Reeve watched the tape counter. Dulwater’s room was three floors down from his own. He’d been nervous coming here, but none of the staff had recognized him. It was a big hotel after all, and he’d done nothing to make himself memorable.

“Of course,” Dulwater said, “you could never use this in a court of law. Killin’s obviously been drugged.”

“You already said we’d never get Kosigin into a courtroom anyway.”

“Well, that’s true, too.”

“I don’t particularly want him to stand trial. I just want him to know I have this on record.”

They’d come to the bit where Killin asked if Reeve didn’t want to hear about Preece.

“Anyway,” said Reeve, “what do you care? You’ve got what you wanted right there. Your boss compiled one of his famous dossiers on the dark side of Owen Preece’s history, and this opened Preece up to blackmail.”

“Yes.”

“You should be happy. You’ve got something on your boss.”

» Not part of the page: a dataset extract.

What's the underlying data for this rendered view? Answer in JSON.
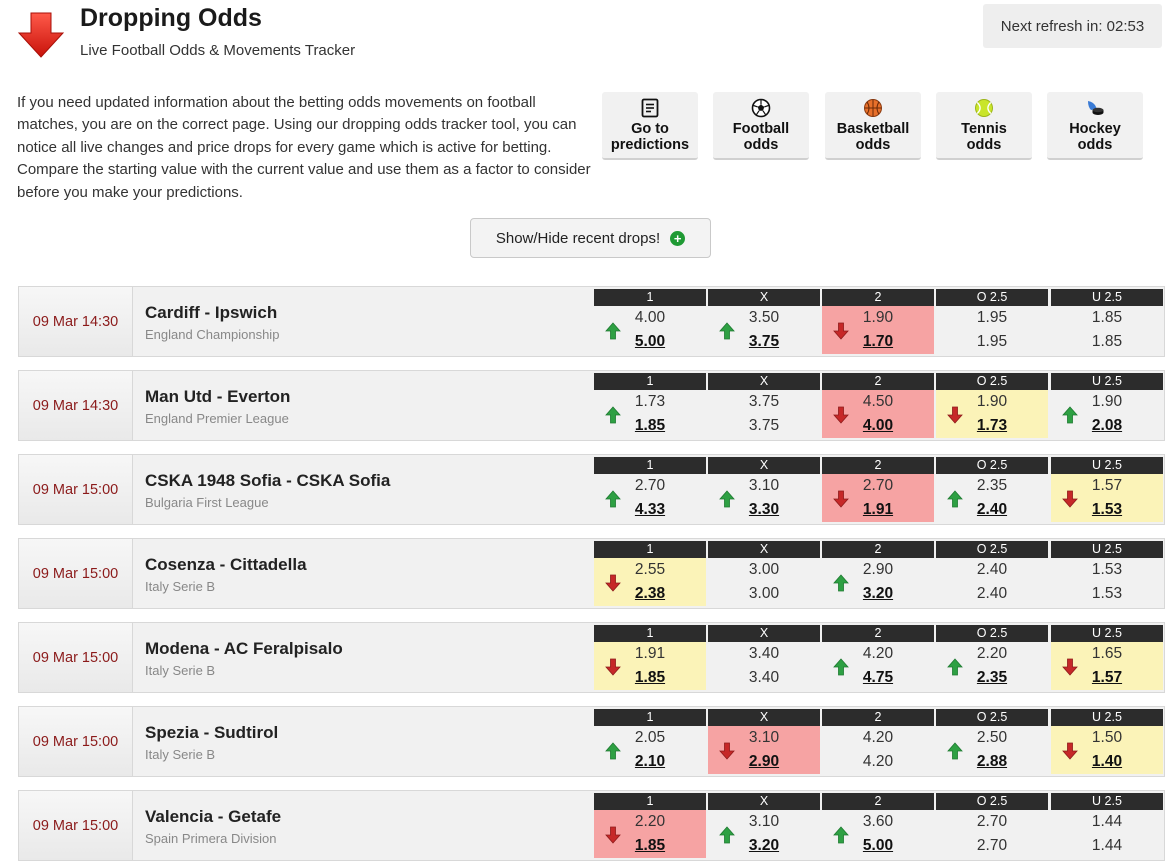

“I suppose so.” Dulwater swung off the bed and went to the table. He had a bottle of whiskey there, and helped himself to another glass. Reeve had already refused twice, and wasn’t going to be given a third chance. “What about you?” Dulwater asked between gulps. “What’re you going to do with the tapes?”

“One for me, and one for Kosigin.”

“What’s the point of sending him one?”

“So he knows I know.”

“So what? He’ll only send that buttfuck Jay after you.”

Reeve smiled. “Exactly.”

“Doesn’t that bastard have a surname?” Dulwater sounded three-fifths drunk.